Lonely Planet Kids sent me a copy of the new picture book called How Cities Work by James Gulliver Hancock. It’s gorgeous! Like the title suggests, it’s a book about how cities work, from how they form, transport options, construction, living spaces, services, the structures under the ground and above the ground, and even futuristic cities.
The book is interactive for children, with sturdy open out pages, lift the flap sections and detailed illustrations to look over time and time again. My children found it very engaging, and informative too. Here’s an example of a fold out page with lift the flat sections so you can peek inside. This format gives you the feeling of being part of the city, like you’re immersed in the scene. The pages here open up to reveal life inside this high rise.
The illustrations are delightful. Detailed enough to make children want to read the book again and again as they search for new things, and yet the illustrations hold a simplicity that is pleasing to the eye.

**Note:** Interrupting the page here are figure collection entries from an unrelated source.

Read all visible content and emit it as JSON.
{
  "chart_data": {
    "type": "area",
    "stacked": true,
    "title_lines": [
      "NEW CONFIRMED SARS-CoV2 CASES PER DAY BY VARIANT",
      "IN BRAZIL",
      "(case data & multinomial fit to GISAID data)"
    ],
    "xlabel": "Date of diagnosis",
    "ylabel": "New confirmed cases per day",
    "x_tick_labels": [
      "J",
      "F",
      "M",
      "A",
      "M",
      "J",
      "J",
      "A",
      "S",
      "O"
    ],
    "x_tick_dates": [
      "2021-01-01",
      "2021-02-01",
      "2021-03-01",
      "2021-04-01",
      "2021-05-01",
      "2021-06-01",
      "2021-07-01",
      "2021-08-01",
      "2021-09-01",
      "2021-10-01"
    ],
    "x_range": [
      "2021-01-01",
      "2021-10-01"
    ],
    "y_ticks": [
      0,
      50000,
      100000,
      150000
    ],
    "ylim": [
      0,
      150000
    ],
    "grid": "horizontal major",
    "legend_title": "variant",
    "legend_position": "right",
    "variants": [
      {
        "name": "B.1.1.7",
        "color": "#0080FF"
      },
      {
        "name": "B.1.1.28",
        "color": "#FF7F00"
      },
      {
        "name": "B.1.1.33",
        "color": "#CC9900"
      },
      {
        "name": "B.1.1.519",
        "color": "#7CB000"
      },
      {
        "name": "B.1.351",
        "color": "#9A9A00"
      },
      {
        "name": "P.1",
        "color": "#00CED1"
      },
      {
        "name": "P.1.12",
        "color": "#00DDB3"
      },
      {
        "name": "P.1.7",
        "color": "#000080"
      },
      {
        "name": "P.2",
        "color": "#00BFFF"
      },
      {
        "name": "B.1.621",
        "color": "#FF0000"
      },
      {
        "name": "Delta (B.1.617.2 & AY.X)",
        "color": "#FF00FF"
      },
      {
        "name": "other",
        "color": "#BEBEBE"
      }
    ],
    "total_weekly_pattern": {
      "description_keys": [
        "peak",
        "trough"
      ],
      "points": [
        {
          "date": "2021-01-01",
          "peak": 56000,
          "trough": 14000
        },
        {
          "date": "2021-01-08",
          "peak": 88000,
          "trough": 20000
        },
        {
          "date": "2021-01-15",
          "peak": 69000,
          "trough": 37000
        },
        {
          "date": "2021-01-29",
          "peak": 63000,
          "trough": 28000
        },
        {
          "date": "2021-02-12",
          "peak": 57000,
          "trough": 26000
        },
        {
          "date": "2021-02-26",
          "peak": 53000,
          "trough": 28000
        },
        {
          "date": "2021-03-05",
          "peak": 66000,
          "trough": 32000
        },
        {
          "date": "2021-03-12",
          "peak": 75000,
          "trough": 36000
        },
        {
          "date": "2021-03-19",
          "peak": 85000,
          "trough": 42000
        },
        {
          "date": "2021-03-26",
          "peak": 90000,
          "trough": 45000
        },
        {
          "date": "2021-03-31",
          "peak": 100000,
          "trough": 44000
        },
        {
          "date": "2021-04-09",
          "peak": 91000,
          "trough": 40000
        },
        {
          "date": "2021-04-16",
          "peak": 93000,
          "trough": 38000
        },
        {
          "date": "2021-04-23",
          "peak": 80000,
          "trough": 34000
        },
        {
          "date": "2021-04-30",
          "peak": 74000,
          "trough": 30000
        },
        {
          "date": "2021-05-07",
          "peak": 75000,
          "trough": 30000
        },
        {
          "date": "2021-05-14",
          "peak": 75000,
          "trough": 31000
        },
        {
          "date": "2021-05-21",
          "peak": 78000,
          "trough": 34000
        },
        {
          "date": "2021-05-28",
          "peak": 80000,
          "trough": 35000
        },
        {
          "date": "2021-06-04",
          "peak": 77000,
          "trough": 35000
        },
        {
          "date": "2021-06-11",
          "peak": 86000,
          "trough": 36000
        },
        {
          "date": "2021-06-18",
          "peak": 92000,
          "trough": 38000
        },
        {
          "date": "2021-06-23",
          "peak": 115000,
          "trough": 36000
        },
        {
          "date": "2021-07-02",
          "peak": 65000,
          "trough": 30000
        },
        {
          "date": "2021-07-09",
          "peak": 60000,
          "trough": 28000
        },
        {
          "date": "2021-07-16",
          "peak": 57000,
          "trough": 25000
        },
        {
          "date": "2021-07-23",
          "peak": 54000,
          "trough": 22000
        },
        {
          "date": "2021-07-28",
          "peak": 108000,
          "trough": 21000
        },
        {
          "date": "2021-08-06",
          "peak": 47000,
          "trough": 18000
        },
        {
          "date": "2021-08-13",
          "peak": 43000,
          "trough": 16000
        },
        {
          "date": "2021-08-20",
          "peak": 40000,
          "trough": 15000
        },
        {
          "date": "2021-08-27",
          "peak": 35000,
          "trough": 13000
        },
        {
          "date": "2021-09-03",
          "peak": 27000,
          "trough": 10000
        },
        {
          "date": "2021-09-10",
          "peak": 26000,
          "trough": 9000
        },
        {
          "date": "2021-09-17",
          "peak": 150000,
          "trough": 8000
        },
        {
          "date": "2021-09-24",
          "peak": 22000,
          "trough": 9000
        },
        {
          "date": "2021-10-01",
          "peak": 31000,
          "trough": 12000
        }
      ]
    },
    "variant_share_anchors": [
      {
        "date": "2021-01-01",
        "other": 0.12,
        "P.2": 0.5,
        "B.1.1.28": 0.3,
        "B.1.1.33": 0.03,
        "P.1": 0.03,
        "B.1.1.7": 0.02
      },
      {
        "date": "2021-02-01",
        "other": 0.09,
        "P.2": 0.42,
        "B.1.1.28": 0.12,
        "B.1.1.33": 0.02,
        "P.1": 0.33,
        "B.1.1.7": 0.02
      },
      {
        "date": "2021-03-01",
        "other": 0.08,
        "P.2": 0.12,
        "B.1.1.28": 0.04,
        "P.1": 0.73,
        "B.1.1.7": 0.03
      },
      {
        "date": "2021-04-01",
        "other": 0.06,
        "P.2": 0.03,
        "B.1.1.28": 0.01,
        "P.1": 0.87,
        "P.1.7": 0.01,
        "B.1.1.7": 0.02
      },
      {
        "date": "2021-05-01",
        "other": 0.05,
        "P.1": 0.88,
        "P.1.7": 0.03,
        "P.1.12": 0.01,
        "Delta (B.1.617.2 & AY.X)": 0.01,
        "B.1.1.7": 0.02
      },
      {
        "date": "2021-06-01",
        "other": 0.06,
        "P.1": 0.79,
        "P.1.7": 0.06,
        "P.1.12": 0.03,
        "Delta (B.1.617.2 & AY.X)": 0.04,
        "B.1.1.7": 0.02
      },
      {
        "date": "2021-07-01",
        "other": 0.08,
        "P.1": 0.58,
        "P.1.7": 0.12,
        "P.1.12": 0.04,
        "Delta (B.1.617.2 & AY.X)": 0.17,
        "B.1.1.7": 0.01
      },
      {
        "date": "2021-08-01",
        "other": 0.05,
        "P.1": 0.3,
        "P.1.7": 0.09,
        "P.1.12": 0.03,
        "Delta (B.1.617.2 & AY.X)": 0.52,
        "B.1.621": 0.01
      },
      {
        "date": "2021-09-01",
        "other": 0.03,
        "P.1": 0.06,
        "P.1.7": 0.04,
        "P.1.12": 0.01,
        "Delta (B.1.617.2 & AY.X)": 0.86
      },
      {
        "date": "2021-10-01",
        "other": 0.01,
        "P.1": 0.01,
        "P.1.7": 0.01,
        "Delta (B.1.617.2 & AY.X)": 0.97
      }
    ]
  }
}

This book would appeal to a wide age group due to its engaging nature (even my teens enjoyed it). However, I would pick the niche age to be from 5 to 11. The fold out sections are really sturdy which means longevity for this type of book and the cover is extremely thick and unbending which makes it easy to take in and out of the bookcase without affecting its shape. In saying that, for young children, it may be a good sit-and-read-together type of book. I also appreciated the general nature of the information and illustrations in that they can applied to cities in general. While some minor features are Americanised, the book doesn’t appear to me to be modelled on only just one place, so is relatable to many cities around the world. I believe this is one of those books children will remember loving well into adulthood.